COVID-19: Adapting during a crisis

While it seems much of the world has now been put on hold, the harsh realities our young people face daily have not, and in many cases their disadvantages have been heightened by COVID-19.

The impacts of COVID-19 have made young people more isolated and interrupted their daily routines and support systems. This has required our staff to deliver support in completely new ways to help our young people to stay strong while dealing with these increased challenges.

Our Schools:

During the lockdown our students had to move to home-based learning. For many of our young people this was very difficult given their lack of equipment and resources as well as a difficult home environment.
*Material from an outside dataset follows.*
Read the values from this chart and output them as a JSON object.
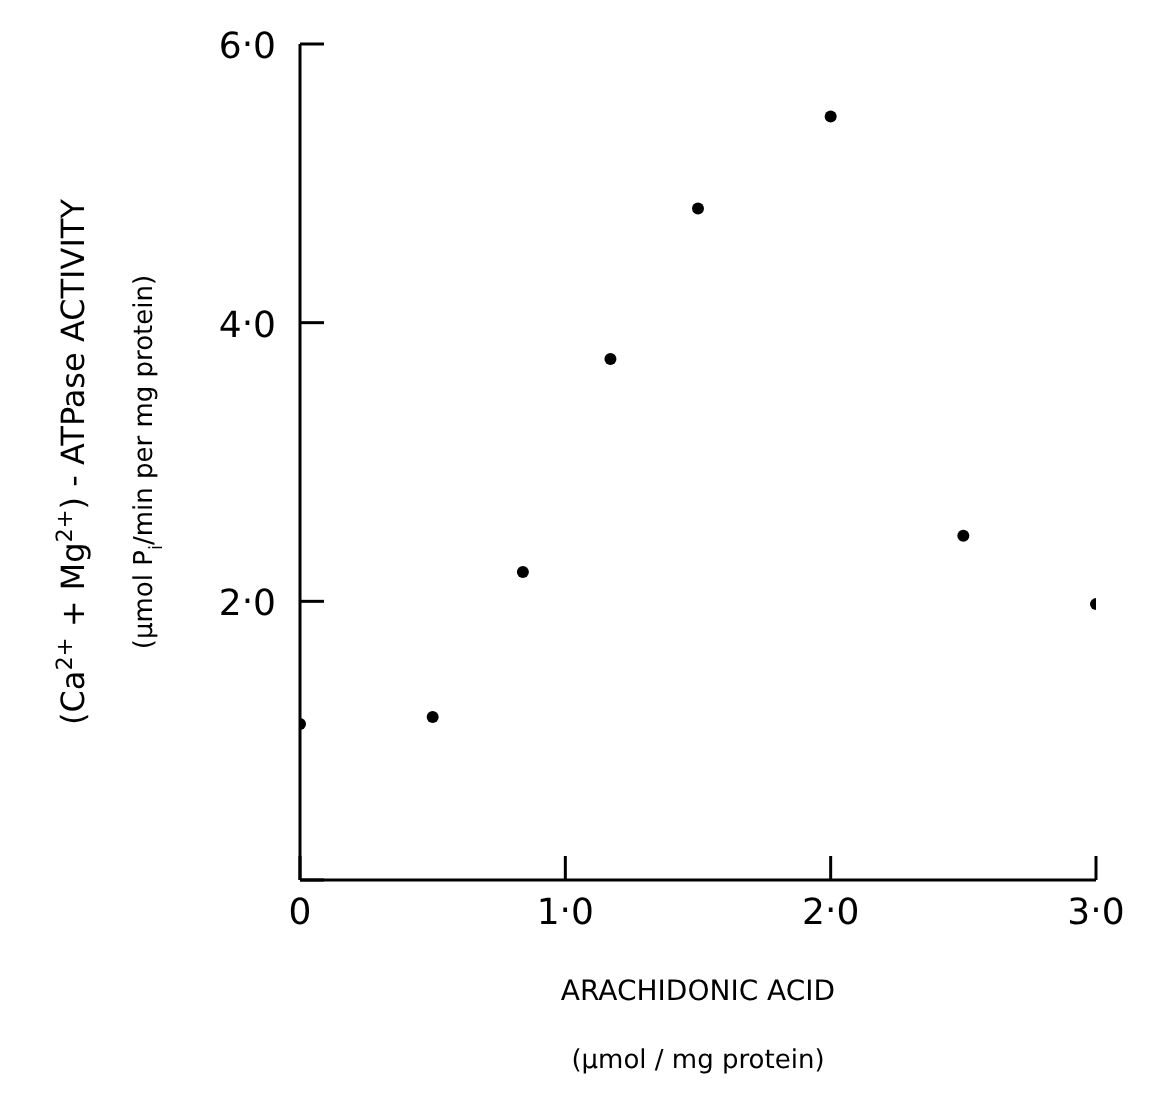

Our teachers moved quickly to support their students in completely new ways providing counselling and pastoral care as well as ensuring that students had access to the learning equipment and educational resources they needed. With the help of the Federal Government’s Local Schools Community Fund Program, we purchased 90 laptop computers for students who were not able to afford to them.

Steve Armstrong, School Principal, said that this was important but keeping in touch with students on a daily basis was also vital for their emotional welfare.
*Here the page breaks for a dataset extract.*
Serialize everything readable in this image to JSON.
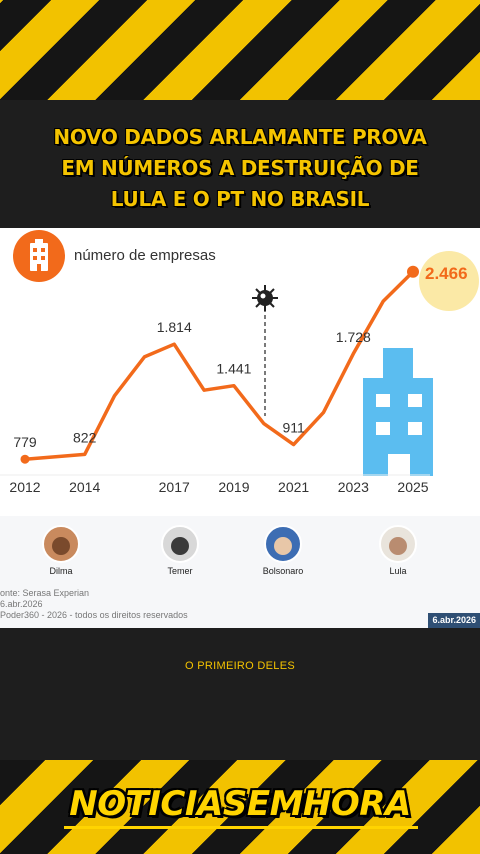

“We are used to dealing with variables when teaching students with such extreme circumstances. We have put these problem solving skills to use and adapted to still provide the same level of support from a distance, because we know our students need us now more than ever.“

Our teachers are using technology, such as Zoom and FaceTime, to stay in regular touch with students and their parents to provide the best support possible and our students have shown great engagement using these platforms.

Classes are being delivered remotely including wellbeing classes like yoga and art therapy, which students can stream online.

Our Outreach Services:

Our front line staff needed to make significant changes in order to meet social distancing requirements during the last lockdown. While our Outreach offices in Canley Vale, Bankstown, Fairfield, Hunter, Logan (Qld) and Wyndham (Vic) remained open, our Outreach teams adapted how we engaged with young people, providing one on one case support with daily phone calls and face to face meetings to maintain connections.
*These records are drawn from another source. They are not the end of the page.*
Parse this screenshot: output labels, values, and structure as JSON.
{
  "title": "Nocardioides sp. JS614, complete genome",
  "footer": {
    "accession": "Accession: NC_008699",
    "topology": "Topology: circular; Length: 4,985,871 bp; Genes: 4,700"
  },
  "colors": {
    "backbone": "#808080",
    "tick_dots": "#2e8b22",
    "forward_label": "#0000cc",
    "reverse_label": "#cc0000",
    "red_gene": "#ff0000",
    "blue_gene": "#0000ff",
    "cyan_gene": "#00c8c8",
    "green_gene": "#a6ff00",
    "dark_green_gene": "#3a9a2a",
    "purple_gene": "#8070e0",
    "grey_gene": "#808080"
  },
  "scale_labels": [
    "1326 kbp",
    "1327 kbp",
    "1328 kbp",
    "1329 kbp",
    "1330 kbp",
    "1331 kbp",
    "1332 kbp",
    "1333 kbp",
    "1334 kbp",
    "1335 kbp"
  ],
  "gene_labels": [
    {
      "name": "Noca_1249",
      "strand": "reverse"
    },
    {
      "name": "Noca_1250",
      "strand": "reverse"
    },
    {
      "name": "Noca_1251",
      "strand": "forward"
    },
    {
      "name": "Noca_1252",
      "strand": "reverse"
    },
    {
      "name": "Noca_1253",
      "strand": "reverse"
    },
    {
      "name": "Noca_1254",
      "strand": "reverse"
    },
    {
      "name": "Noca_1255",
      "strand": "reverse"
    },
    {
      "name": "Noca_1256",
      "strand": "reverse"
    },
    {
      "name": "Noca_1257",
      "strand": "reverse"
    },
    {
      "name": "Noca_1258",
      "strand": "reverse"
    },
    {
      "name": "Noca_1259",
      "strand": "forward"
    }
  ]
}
Ben Stevens, our Outreach Services Manager, commented that the negative effects of self-isolation were very evident in the young people approaching us for help.

“The social interactions our young people would normally get at our Outreach programs and events were often their main or only social events of the week, and now they’re in isolation and it has led to some very poor mental health outcomes that demand extra attention from us.”

Our youth workers are continuing to focus on providing individual case support, giving young people help in navigating a range of issues, including finding accommodation, accessing financial support and referrals to our counsellors. They are working hard to keep young people positive and resilient.

Our services will continue to adapt their practices to meet government requirements, and we all look forward to being able to have our young people meet together at Outreach activities and events in the near future.